While black ice is not literally black, it’s a very dangerous hazard for both drivers and pedestrians. Black ice forms when falling rain hits an ice-cold surface, freezing on contact. This type of ice can occur on both sidewalks and roads, and can be extremely difficult to spot. When driving, Accuweather writer Kristen Rodman recommends keeping a close eye on your car’s thermometer. If temperatures around your car are below 32º F, the risk of black ice increases–stay alert for dark, glossy-looking patches on the road.

The best way to avoid black ice is to steer clear of driving during winter precipitation. Always practice more caution than usual while driving in these conditions if you must be on the road. Black ice is most likely to form in areas that receive little sunlight, such as under bridges and shaded trees. Drive and walk slowly in these areas, and don’t panic! If you feel your car sliding a bit stay off the brakes and glide over ice instead. Likewise, keep your balance when walking over ice and don’t rush to get past the icy patches.

2. Slip and Fall Accidents

Slip and fall accidents caused by ice and snow are fairly common during the harsh winter months. Although they aren’t unusual, these accidents can be devastating, causing broken bones and even fatalities. The best way to prevent slip and fall accidents is to be diligent about both snow and ice removal during the winter. Continuous snow removal, even during storms, will help keep sidewalks clear. Applying salt at temperatures of 12º F and higher will melt ice, keeping sidewalks less slick. When salt is not enough, applying sand can add traction to walkways.

Slip and fall accidents can also be avoided by walking like a penguin, putting all your weight on your front leg while walking. If you are the victim of a slip and fall accident, a slip and fall expert witness can help at every stage of the litigation process.
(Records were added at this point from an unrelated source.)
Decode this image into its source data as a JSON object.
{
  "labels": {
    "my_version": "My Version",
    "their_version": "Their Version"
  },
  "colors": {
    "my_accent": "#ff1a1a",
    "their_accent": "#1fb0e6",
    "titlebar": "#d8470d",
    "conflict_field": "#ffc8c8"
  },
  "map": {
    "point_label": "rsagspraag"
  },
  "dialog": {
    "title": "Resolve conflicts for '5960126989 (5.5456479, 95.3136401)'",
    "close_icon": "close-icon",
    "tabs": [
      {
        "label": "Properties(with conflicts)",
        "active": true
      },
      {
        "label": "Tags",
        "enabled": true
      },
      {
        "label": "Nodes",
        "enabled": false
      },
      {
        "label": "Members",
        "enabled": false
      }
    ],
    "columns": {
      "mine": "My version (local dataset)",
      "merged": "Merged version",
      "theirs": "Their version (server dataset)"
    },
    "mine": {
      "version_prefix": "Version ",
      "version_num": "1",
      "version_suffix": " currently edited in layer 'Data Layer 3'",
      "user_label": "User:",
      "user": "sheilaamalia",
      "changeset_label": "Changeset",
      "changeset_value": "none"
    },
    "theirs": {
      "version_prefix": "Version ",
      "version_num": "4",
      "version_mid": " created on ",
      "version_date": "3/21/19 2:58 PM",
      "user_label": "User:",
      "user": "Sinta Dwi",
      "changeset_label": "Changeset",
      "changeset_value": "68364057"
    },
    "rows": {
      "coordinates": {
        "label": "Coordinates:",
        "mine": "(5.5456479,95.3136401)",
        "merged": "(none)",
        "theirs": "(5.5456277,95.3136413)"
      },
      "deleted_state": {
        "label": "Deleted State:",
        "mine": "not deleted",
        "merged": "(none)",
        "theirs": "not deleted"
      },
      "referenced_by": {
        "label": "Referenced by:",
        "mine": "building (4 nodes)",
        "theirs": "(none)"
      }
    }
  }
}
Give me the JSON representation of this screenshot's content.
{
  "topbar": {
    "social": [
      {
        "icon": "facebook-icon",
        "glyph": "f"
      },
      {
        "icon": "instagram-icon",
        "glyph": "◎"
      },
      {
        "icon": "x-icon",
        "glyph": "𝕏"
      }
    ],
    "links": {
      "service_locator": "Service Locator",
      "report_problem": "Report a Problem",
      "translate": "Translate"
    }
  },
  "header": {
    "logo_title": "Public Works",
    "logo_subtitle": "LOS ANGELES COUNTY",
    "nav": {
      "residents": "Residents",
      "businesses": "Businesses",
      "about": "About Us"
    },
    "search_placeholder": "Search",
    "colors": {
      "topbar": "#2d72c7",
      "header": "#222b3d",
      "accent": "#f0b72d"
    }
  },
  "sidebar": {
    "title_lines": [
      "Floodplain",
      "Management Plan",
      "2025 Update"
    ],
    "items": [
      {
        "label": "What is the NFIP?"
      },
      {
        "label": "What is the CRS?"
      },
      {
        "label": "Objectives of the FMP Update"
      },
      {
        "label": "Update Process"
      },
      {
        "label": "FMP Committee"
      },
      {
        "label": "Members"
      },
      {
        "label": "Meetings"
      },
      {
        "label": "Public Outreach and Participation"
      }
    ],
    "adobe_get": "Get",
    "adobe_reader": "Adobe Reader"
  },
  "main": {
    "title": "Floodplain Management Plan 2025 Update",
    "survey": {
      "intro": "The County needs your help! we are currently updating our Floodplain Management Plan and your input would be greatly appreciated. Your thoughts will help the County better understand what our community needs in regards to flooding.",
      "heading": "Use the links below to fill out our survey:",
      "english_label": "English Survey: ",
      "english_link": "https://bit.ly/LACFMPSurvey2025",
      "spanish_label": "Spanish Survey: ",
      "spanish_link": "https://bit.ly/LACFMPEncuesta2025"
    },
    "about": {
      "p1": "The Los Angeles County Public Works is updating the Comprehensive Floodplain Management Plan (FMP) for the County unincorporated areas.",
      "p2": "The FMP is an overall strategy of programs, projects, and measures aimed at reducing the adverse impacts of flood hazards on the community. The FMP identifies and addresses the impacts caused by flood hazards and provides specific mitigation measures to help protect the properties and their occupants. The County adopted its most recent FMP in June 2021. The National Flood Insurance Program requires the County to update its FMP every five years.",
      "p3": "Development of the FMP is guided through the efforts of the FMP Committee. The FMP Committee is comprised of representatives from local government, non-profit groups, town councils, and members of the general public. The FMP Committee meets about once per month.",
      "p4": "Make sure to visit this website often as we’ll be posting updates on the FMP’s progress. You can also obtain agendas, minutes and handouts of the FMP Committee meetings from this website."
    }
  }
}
3. Carbon Monoxide Poisoning

One of the lesser-known hazards during harsh winter weather is carbon monoxide poisoning. The Ready Campaign states that carbon monoxide-related deaths and hospitalizations peak during winter months. This is most likely caused by the use of heating fuels indoors without ventilation.

During the winter months, it’s especially important to have functional carbon monoxide detectors in your home. These will alert you if carbon monoxide is building up in your home, giving you time to take action. To prevent accumulation, make sure all heaters are suitable for indoor use and are properly ventilated. Never use a gas-powered generator or grill indoors, even during a power outage. This type of equipment is not intended for indoor use, and can raise carbon monoxide levels in your home.